AD: “I think so. I'm sure that was one of the knocks on him coming out, that he wasn't a straight-line speed guy. But he's so quick, he's got good feet. I think that's why he's the type of player he is.”
Do you think it helps him as a receiver that he started out as a safety in college at Rutgers?
AD: “I didn't even know he played safety at Rutgers, so I don't know. I would think a little bit.”
What's the biggest thing you learned from going to the Pro Bowl last year?
AD: “Obviously me going to the Pro Bowl last year wasn't anything I did by myself. It was definitely the team's success. With team success starts coming the awards for the players, and that's something you see. It's crazy to think I was able to come in and play as a rookie and get a chance to go to the Pro Bowl and be a part of all that. I just felt extremely blessed with that whole thing.”
Marvin Lewis stresses being like a sponge spending your week at the Pro Bowl learning from the other great players. Did you talk to a couple of players and learn from them?
AD: “There is some learning from it, but a lot of it is just guys relaxing and having a good time. I obviously talked with all the quarterbacks and got to know them some, but for the most part, everybody is just having a good time.”

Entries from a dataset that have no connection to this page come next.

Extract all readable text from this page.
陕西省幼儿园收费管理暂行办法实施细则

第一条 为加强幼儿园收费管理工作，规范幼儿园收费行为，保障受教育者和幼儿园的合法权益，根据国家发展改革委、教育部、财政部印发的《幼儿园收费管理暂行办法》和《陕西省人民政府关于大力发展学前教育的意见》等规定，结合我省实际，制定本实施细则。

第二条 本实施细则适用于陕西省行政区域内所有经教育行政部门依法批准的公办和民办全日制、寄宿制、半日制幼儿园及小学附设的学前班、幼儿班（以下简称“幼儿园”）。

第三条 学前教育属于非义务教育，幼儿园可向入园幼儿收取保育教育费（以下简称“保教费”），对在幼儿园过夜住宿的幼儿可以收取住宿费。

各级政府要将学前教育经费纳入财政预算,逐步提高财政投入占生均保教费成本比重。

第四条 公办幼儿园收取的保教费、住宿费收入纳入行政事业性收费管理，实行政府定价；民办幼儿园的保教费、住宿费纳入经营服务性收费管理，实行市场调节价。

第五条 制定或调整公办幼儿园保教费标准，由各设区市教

You said a couple weeks ago that you had never lost three in a row. What's your longest winning streak?
AD: “Shoot, I don't know. I guess I won 15 in a row in high school, and 13 in a row at TCU. So I guess those are pretty good.”

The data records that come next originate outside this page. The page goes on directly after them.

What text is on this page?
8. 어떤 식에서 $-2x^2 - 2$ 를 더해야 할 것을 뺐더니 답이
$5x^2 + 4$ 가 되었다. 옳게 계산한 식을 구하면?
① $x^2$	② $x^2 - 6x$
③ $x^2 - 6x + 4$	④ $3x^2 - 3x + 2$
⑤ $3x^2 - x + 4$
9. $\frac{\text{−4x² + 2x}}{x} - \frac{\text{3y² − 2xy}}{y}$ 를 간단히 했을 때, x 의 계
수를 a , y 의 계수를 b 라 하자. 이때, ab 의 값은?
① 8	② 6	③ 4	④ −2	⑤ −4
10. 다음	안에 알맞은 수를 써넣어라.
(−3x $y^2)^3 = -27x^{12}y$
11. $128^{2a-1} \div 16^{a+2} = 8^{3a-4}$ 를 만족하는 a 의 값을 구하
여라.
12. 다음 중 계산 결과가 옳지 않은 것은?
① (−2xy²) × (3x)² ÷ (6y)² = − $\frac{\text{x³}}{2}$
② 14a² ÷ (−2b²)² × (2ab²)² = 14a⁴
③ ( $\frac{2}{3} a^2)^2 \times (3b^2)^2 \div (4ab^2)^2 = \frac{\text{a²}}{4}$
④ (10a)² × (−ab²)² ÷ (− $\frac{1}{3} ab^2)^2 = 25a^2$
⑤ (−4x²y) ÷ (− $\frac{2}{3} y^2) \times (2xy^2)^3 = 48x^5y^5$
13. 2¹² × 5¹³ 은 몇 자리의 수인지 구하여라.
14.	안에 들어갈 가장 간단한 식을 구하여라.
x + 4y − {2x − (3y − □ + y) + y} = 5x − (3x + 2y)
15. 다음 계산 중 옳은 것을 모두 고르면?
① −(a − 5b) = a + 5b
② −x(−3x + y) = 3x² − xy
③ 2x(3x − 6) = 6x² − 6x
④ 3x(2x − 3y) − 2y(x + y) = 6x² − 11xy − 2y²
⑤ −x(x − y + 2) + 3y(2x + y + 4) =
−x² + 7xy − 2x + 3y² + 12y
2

Do you know, or have you had any contact with Carson Palmer?
AD: “I've never talked to him. All I know is watching some of the film and stuff from when he was here. I wasn't worried about any of the stuff that was going on with him. I knew coming in that was the least of my concerns. In training camp, he wasn't here. It was a new offense I was trying to learn. I was trying to learn my teammates, learn new coaches and everything like that. So I wasn't worried about any of the stuff that was going on for Carson. I'm happy that the situation worked out like it did, that I got the chance to come here and be the starter and they felt confident enough in me where they were willing to trade him. With the whole Carson situation, I wasn't worried about it coming in.”

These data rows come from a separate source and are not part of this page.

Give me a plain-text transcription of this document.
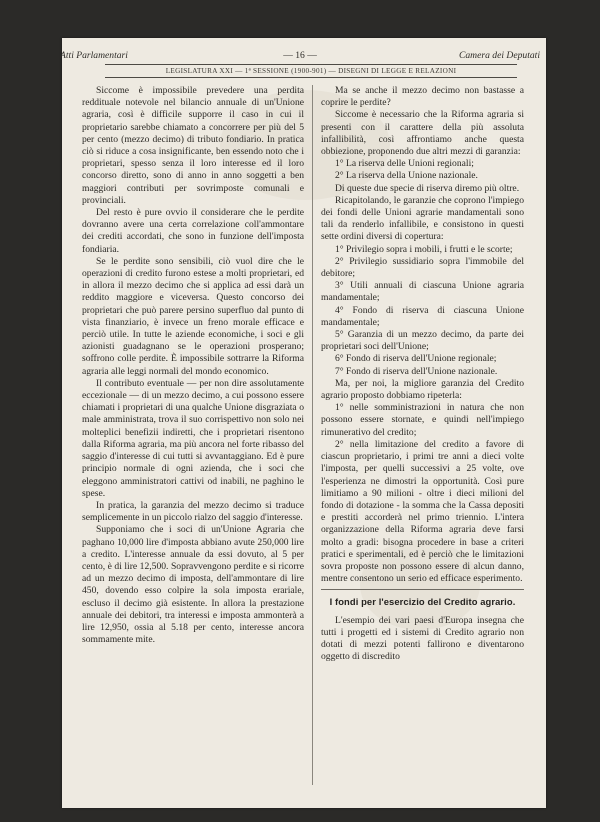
Atti Parlamentari	— 16 —	Camera dei Deputati
LEGISLATURA XXI — 1ª SESSIONE (1900-901) — DISEGNI DI LEGGE E RELAZIONI

Siccome è impossibile prevedere una perdita reddituale notevole nel bilancio annuale di un'Unione agraria, così è difficile supporre il caso in cui il proprietario sarebbe chiamato a concorrere per più del 5 per cento (mezzo decimo) di tributo fondiario. In pratica ciò si riduce a cosa insignificante, ben essendo noto che i proprietari, spesso senza il loro interesse ed il loro concorso diretto, sono di anno in anno soggetti a ben maggiori contributi per sovrimposte comunali e provinciali.

Del resto è pure ovvio il considerare che le perdite dovranno avere una certa correlazione coll'ammontare dei crediti accordati, che sono in funzione dell'imposta fondiaria.

Se le perdite sono sensibili, ciò vuol dire che le operazioni di credito furono estese a molti proprietari, ed in allora il mezzo decimo che si applica ad essi darà un reddito maggiore e viceversa. Questo concorso dei proprietari che può parere persino superfluo dal punto di vista finanziario, è invece un freno morale efficace e perciò utile. In tutte le aziende economiche, i soci e gli azionisti guadagnano se le operazioni prosperano; soffrono colle perdite. È impossibile sottrarre la Riforma agraria alle leggi normali del mondo economico.

Il contributo eventuale — per non dire assolutamente eccezionale — di un mezzo decimo, a cui possono essere chiamati i proprietari di una qualche Unione disgraziata o male amministrata, trova il suo corrispettivo non solo nei molteplici benefizii indiretti, che i proprietari risentono dalla Riforma agraria, ma più ancora nel forte ribasso del saggio d'interesse di cui tutti si avvantaggiano. Ed è pure principio normale di ogni azienda, che i soci che eleggono amministratori cattivi od inabili, ne paghino le spese.

In pratica, la garanzia del mezzo decimo si traduce semplicemente in un piccolo rialzo del saggio d'interesse.

Supponiamo che i soci di un'Unione Agraria che paghano 10,000 lire d'imposta abbiano avute 250,000 lire a credito. L'interesse annuale da essi dovuto, al 5 per cento, è di lire 12,500. Sopravvengono perdite e si ricorre ad un mezzo decimo di imposta, dell'ammontare di lire 450, dovendo esso colpire la sola imposta erariale, escluso il decimo già esistente. In allora la prestazione annuale dei debitori, tra interessi e imposta ammonterà a lire 12,950, ossia al 5.18 per cento, interesse ancora sommamente mite.

Ma se anche il mezzo decimo non bastasse a coprire le perdite?

Siccome è necessario che la Riforma agraria si presenti con il carattere della più assoluta infallibilità, così affrontiamo anche questa obbiezione, proponendo due altri mezzi di garanzia:

1° La riserva delle Unioni regionali;

2° La riserva della Unione nazionale.

Di queste due specie di riserva diremo più oltre.

Ricapitolando, le garanzie che coprono l'impiego dei fondi delle Unioni agrarie mandamentali sono tali da renderlo infallibile, e consistono in questi sette ordini diversi di copertura:

1° Privilegio sopra i mobili, i frutti e le scorte;

2° Privilegio sussidiario sopra l'immobile del debitore;

3° Utili annuali di ciascuna Unione agraria mandamentale;

4° Fondo di riserva di ciascuna Unione mandamentale;

5° Garanzia di un mezzo decimo, da parte dei proprietari soci dell'Unione;

6° Fondo di riserva dell'Unione regionale;

7° Fondo di riserva dell'Unione nazionale.

Ma, per noi, la migliore garanzia del Credito agrario proposto dobbiamo ripeterla:

1° nelle somministrazioni in natura che non possono essere stornate, e quindi nell'impiego rimunerativo del credito;

2° nella limitazione del credito a favore di ciascun proprietario, i primi tre anni a dieci volte l'imposta, per quelli successivi a 25 volte, ove l'esperienza ne dimostri la opportunità. Così pure limitiamo a 90 milioni - oltre i dieci milioni del fondo di dotazione - la somma che la Cassa depositi e prestiti accorderà nel primo triennio. L'intera organizzazione della Riforma agraria deve farsi molto a gradi: bisogna procedere in base a criteri pratici e sperimentali, ed è perciò che le limitazioni sovra proposte non possono essere di alcun danno, mentre consentono un serio ed efficace esperimento.

I fondi per l'esercizio del Credito agrario.

L'esempio dei vari paesi d'Europa insegna che tutti i progetti ed i sistemi di Credito agrario non dotati di mezzi potenti fallirono e diventarono oggetto di discredito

What stands out about Carson's game?
AD: “He's really good at throwing the ball downfield. Marvin showed the stats earlier, and they're averaging 300 yards passing per game. It comes down to the way the quarterback is playing. He's a big guy, he's got a strong arm and can really move the ball down the field.”
How much does it help when Jermaine Gresham is playing the way he did at Kansas City?
AD: “He did a great job. I think he got fired up a little bit. There's guys talking a little trash and things like that, and that got him going. It's great to see. He's got to keep playing like that because he's a special player, especially when he's like that.”
How does he help you in matchups?
AD: “When you put him on linebackers and safeties, you can use his size and can use his speed. All that stuff. I think just the matchup there is huge.”
Maybe you should talk some trash to him in the huddle every game?
AD: “(Laughs) Yeah, maybe I need to get some dirt on him or something.”
Is there any concern about having to settle him down?
AD: “It just kind of depends on what's going on. You don't want him to get out of control. I guess some of it's good.”
The game against Kansas City was very chippy – probably more chippy than usual:
AD: “Yeah, there was some talk going back and forth. I wasn't part of any of it, so I don't know.”
The Chiefs were obviously frustrated, which is to be expected, but were you expecting to have to deal with that?
AD: “Yeah. It's a tough situation that they're in, but you can't let any of that affect what you're doing. You can't have a stupid penalty or react to what's going on. With as much talk that was going on, we didn't have anything like that, which is good.”